Le taux de cortisol est régulé par l’appareil hypothalamo-hypophysaire. Lorsque la cortisolémie baisse dans le sang, l’hypothalamus sécrète du CRH (Corticotropin Releasing Hormone) qui à son tour entraîne la sécrétion d’ACTH hypophysaire ; cette dernière stimule la corticosurrénale et rétablit le taux de cortisol. À l’inverse, en cas d’élévation de la cortisolémie il y a freinage hypothalamo-hypophysaire et surrénalien.
■ MINÉRALOCORTICOÏDES
Le déficit en aldostérone, dans les insuffisances surrénales, entraîne une perte de sodium et une accumulation du potassium dans les cellules.
La sécrétion d’aldostérone est régulée par le système rénine-angiotensine et non par le taux périphérique de l’hormone.
■ ANDROGÈNES
Les hormones mâles synthétisées par le cortex surrénal sont la DHA déhydroépiandrostérone) et la delta-4 androstènedione.
Les androgènes d’origine surrénalienne sont dits « faibles » par rapport à la testostérone qui est la véritable hormone mâle.

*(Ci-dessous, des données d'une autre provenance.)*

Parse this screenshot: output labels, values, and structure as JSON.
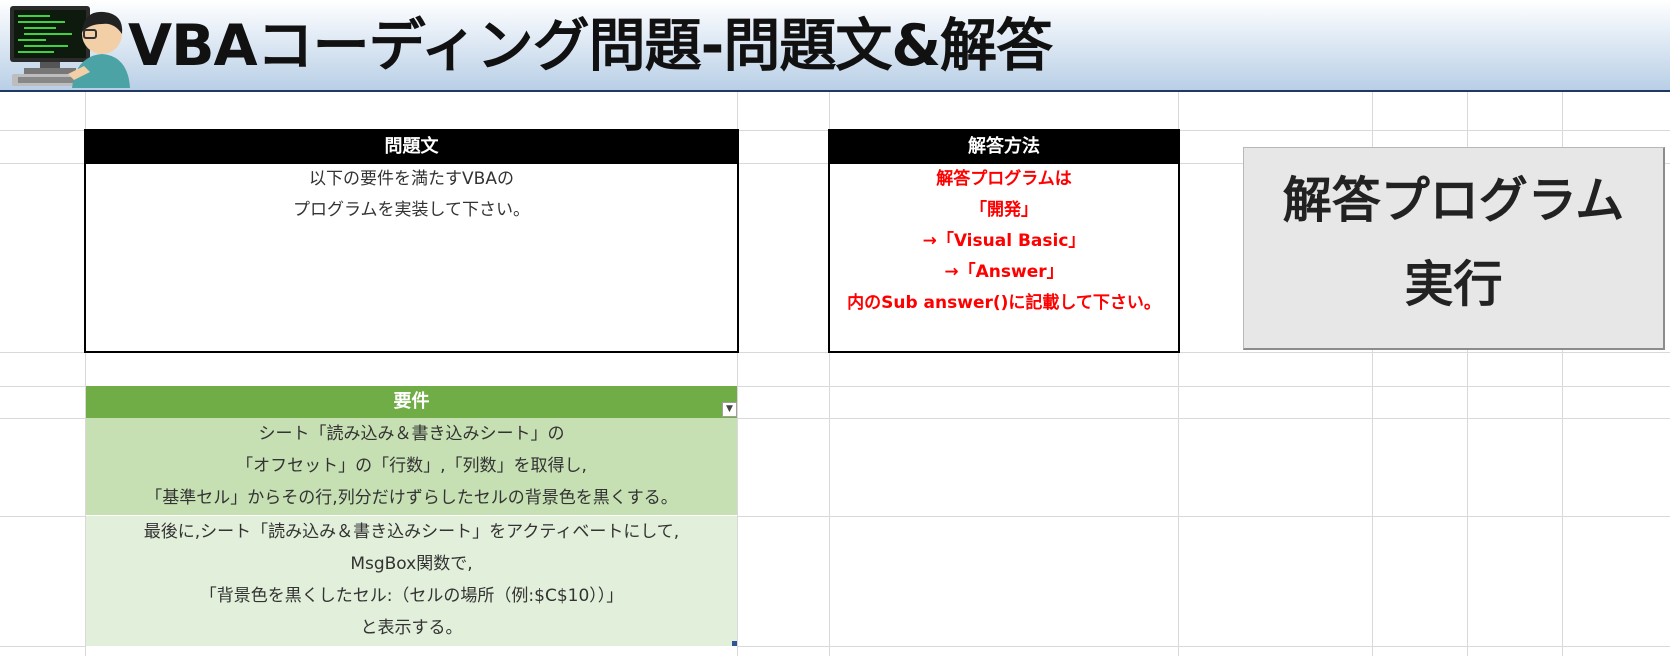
{
  "banner": {
    "title": "VBAコーディング問題-問題文&解答",
    "icon": "programmer-at-computer-icon"
  },
  "problem": {
    "header": "問題文",
    "lines": [
      "以下の要件を満たすVBAの",
      "プログラムを実装して下さい。"
    ]
  },
  "answer_method": {
    "header": "解答方法",
    "lines": [
      "解答プログラムは",
      "「開発」",
      "→「Visual Basic」",
      "→「Answer」",
      "内のSub answer()に記載して下さい。"
    ],
    "color": "#ff0000"
  },
  "run_button": {
    "line1": "解答プログラム",
    "line2": "実行"
  },
  "requirements": {
    "header": "要件",
    "filter_icon": "dropdown-filter-icon",
    "header_color": "#70ad47",
    "rows": [
      {
        "lines": [
          "シート「読み込み＆書き込みシート」の",
          "「オフセット」の「行数」,「列数」を取得し,",
          "「基準セル」からその行,列分だけずらしたセルの背景色を黒くする。"
        ]
      },
      {
        "lines": [
          "最後に,シート「読み込み＆書き込みシート」をアクティベートにして,",
          "MsgBox関数で,",
          "「背景色を黒くしたセル:（セルの場所（例:$C$10））」",
          "と表示する。"
        ]
      }
    ]
  }
}
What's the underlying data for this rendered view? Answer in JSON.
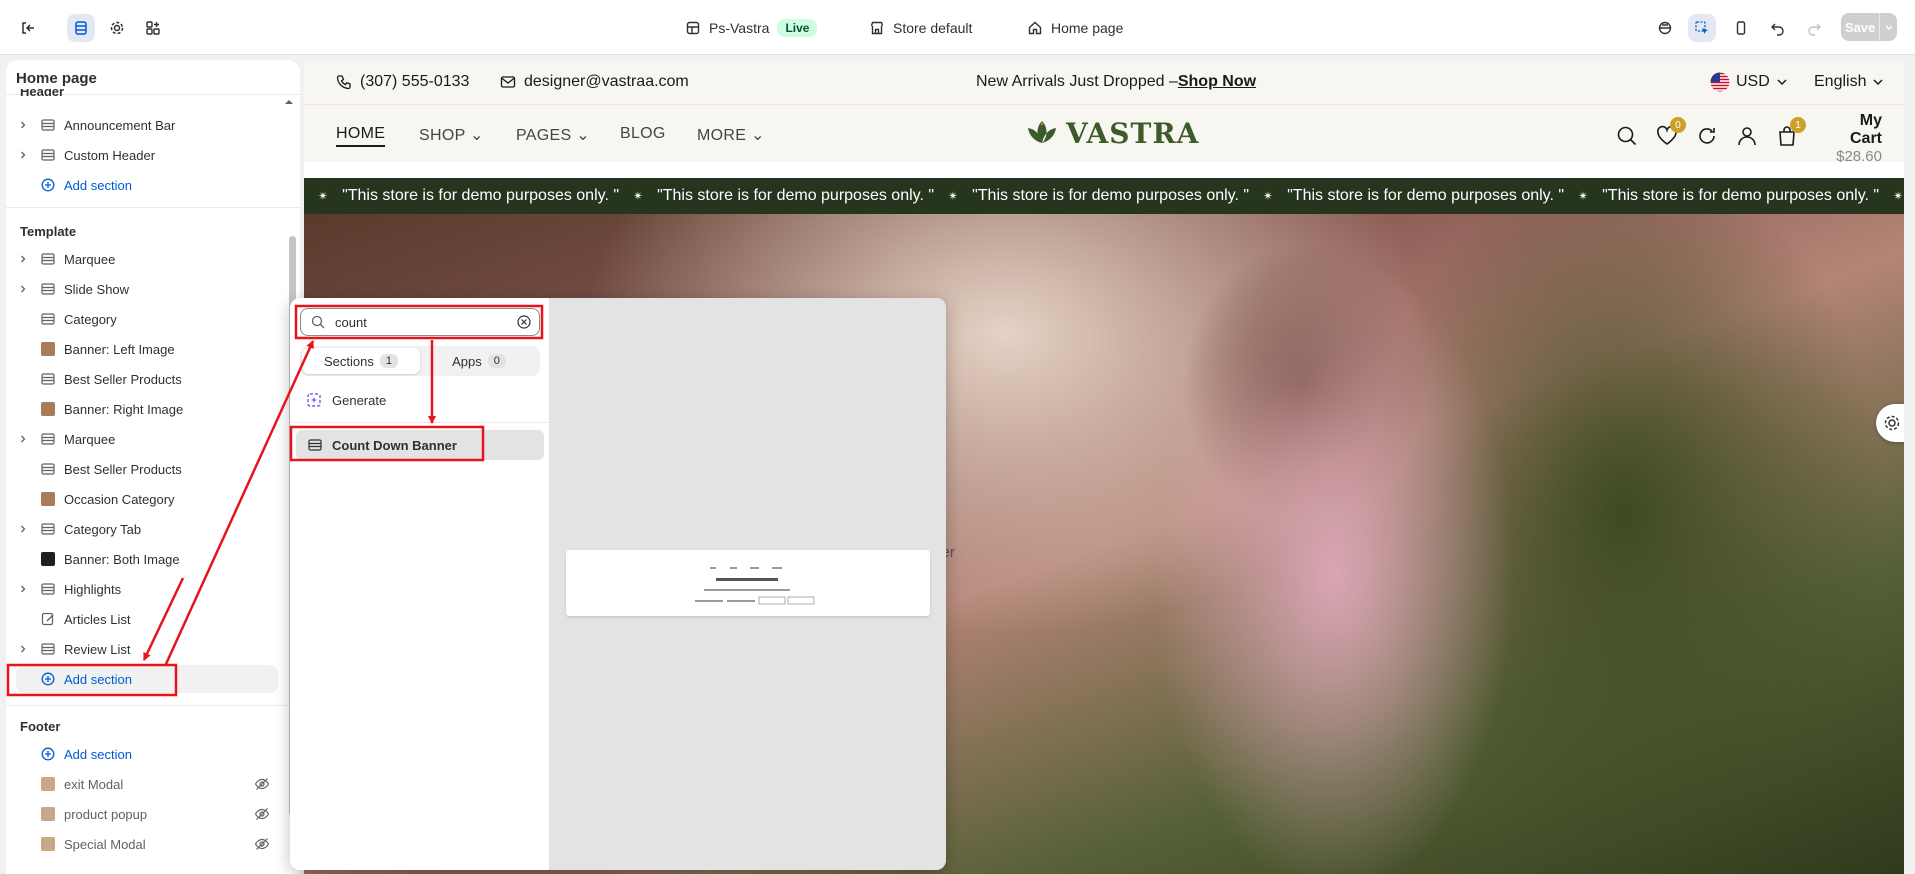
{
  "topbar": {
    "store_name": "Ps-Vastra",
    "live_badge": "Live",
    "theme": "Store default",
    "page": "Home page",
    "save_label": "Save"
  },
  "sidebar": {
    "title": "Home page",
    "header_group": {
      "title": "Header",
      "items": [
        {
          "label": "Announcement Bar",
          "icon": "section-icon",
          "expandable": true
        },
        {
          "label": "Custom Header",
          "icon": "section-icon",
          "expandable": true
        }
      ],
      "add_section": "Add section"
    },
    "template_group": {
      "title": "Template",
      "items": [
        {
          "label": "Marquee",
          "icon": "section-icon",
          "expandable": true
        },
        {
          "label": "Slide Show",
          "icon": "section-icon",
          "expandable": true
        },
        {
          "label": "Category",
          "icon": "section-icon",
          "expandable": false
        },
        {
          "label": "Banner: Left Image",
          "icon": "image-thumb",
          "expandable": false
        },
        {
          "label": "Best Seller Products",
          "icon": "section-icon",
          "expandable": false
        },
        {
          "label": "Banner: Right Image",
          "icon": "image-thumb",
          "expandable": false
        },
        {
          "label": "Marquee",
          "icon": "section-icon",
          "expandable": true
        },
        {
          "label": "Best Seller Products",
          "icon": "section-icon",
          "expandable": false
        },
        {
          "label": "Occasion Category",
          "icon": "image-thumb",
          "expandable": false
        },
        {
          "label": "Category Tab",
          "icon": "section-icon",
          "expandable": true
        },
        {
          "label": "Banner: Both Image",
          "icon": "image-thumb-dark",
          "expandable": false
        },
        {
          "label": "Highlights",
          "icon": "section-icon",
          "expandable": true
        },
        {
          "label": "Articles List",
          "icon": "edit-icon",
          "expandable": false
        },
        {
          "label": "Review List",
          "icon": "section-icon",
          "expandable": true
        }
      ],
      "add_section": "Add section"
    },
    "footer_group": {
      "title": "Footer",
      "add_section": "Add section",
      "items": [
        {
          "label": "exit Modal",
          "hidden": true
        },
        {
          "label": "product popup",
          "hidden": true
        },
        {
          "label": "Special Modal",
          "hidden": true
        }
      ]
    }
  },
  "popover": {
    "search_value": "count",
    "tabs": [
      {
        "label": "Sections",
        "count": "1"
      },
      {
        "label": "Apps",
        "count": "0"
      }
    ],
    "generate_label": "Generate",
    "result_label": "Count Down Banner"
  },
  "preview": {
    "phone": "(307) 555-0133",
    "email": "designer@vastraa.com",
    "promo_text": "New Arrivals Just Dropped –",
    "promo_link": "Shop Now",
    "currency": "USD",
    "language": "English",
    "nav": [
      "HOME",
      "SHOP",
      "PAGES",
      "BLOG",
      "MORE"
    ],
    "logo": "VASTRA",
    "wishlist_count": "0",
    "cart_count": "1",
    "cart_label": "My Cart",
    "cart_total": "$28.60",
    "marquee_text": "\"This store is for demo purposes only. \""
  },
  "colors": {
    "accent_blue": "#005bd3",
    "annotation_red": "#e8141c",
    "marquee_bg": "#26361e",
    "live_green": "#cdfee1",
    "badge_gold": "#c9a227"
  }
}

Les androgènes surrénaliens sont responsables de la « puberté surrénale » ou « adrénarche », c’est-à-dire de l’apparition de poils dans les deux sexes (poils dits « ambosexuels »).

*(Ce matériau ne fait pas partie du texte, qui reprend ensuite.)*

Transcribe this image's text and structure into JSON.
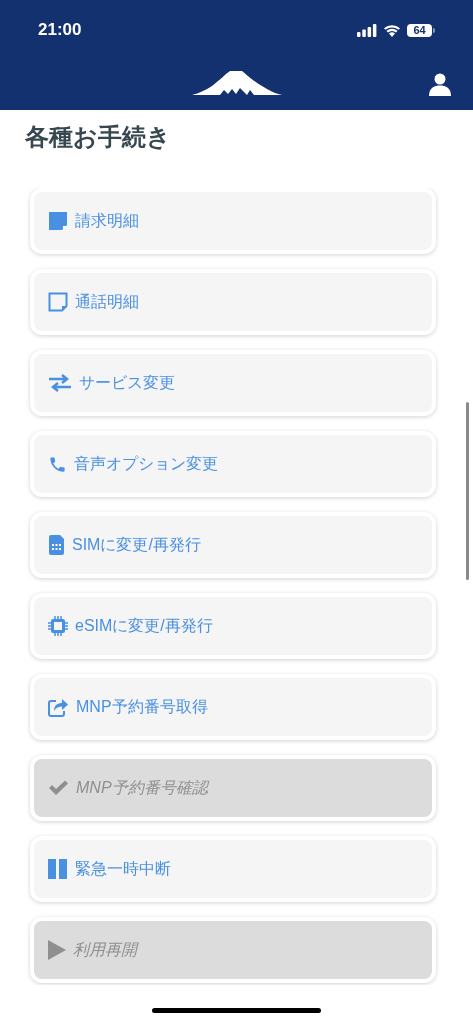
{
  "status_bar": {
    "time": "21:00",
    "battery": "64"
  },
  "page": {
    "title": "各種お手続き"
  },
  "menu_items": [
    {
      "kind": "note_filled",
      "label": "請求明細",
      "disabled": false
    },
    {
      "kind": "note_outline",
      "label": "通話明細",
      "disabled": false
    },
    {
      "kind": "swap",
      "label": "サービス変更",
      "disabled": false
    },
    {
      "kind": "phone",
      "label": "音声オプション変更",
      "disabled": false
    },
    {
      "kind": "sim",
      "label": "SIMに変更/再発行",
      "disabled": false
    },
    {
      "kind": "chip",
      "label": "eSIMに変更/再発行",
      "disabled": false
    },
    {
      "kind": "share",
      "label": "MNP予約番号取得",
      "disabled": false
    },
    {
      "kind": "check",
      "label": "MNP予約番号確認",
      "disabled": true
    },
    {
      "kind": "pause",
      "label": "緊急一時中断",
      "disabled": false
    },
    {
      "kind": "play",
      "label": "利用再開",
      "disabled": true
    }
  ]
}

La sécrétion des androgènes surrénaliens est sous la dépendance de l’ACTH.
1. L’hydrocortisone (cortisol) est synthétisée et sécrétée à raison de 0,5mg/kg/j. environ, soit 30 à 40mg/j. pour un adulte de poids moyen.
Elle contribue à l’équilibre du sodium, de l’eau et du glucose.
Son taux est régulé par l’ACTH hypophysaire.
2. L‘aldostérone est l’hormone de rétention du sel. Tout excès (syndrome de Conn) est responsable d’hypertension avec hypokaliémie. Son taux est régulé par le système rénine-angiotensine.